Dr Lane shares the concerns of probably every economic analyst, whatever their individual views, about the lack of any detailed information on where the public finances are meant to be going, and how they are to get there.
The Governor rather chillingly queries whether the general EU target of getting public debt to 60pc of GDP is tight enough for Ireland's circumstances - and not just because GDP is now far too generous measure. Filling in the details on how that might be done would certainly create political vapours.
As I said out the other week, the official revisions to GDP mean it requires complicated arithmetic just to know what is going on now. Ifac has had its calculator out and reckons that a realistic assessment of Ireland's debt is that it is just under one year's economic output - the old rough definition of GDP. (I will not even try to tell you how they did it).

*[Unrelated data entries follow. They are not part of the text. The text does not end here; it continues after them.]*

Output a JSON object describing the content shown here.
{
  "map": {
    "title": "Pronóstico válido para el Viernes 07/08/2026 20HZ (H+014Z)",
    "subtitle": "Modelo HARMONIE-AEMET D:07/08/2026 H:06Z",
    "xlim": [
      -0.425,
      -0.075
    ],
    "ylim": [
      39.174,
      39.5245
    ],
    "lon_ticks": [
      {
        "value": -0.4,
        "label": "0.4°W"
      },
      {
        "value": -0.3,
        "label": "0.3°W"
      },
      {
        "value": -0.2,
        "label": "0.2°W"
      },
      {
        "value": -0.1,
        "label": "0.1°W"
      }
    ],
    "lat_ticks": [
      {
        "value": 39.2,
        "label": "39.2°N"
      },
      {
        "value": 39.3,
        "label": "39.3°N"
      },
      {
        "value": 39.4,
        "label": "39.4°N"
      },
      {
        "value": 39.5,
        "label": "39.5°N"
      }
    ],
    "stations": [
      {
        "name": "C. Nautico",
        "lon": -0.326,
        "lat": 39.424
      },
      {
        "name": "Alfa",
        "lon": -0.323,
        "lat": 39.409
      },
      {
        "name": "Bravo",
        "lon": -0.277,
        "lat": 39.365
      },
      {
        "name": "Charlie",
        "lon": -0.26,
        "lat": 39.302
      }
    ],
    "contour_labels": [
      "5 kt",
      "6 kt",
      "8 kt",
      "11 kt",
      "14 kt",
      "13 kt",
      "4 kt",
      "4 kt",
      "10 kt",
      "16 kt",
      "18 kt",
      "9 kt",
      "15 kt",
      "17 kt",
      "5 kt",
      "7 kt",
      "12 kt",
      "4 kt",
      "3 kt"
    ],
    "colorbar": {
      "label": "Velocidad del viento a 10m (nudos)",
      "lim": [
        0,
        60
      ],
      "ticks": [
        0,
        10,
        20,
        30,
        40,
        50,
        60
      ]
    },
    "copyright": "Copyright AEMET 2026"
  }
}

The debt ratio fell by the equivalent of one month's national income over the past two years - a period of rapid growth.
So the target is extremely demanding, both politically and practically, but not quite impossible for Ireland - unlike many EU states.
That's the trouble with such targets. They can actually promote fatalism and inaction. Detailed government projections on what this objective requires might cause a terrible rumpus but without them, there seems little possibility of progress. In health in particular, spending will have to be held close to the present 10pc of (realistically measured) national income, even as an ageing population adds to costs.
I confess that I do not know how this is to be done but the first thing is to explain the simple percentages which show why it must be done. Irish health spending is on an unsustainable trajectory and what cannot go on forever always comes to an end somehow.
The politics of today could hardly be less suited to that kind of planning and curbing of demands for consumption today. If a Budget which, to quote Ifac is "on the limit of what is prudent" cannot get through, we will at least know where we stand. Or, to be precise, where we are not standing.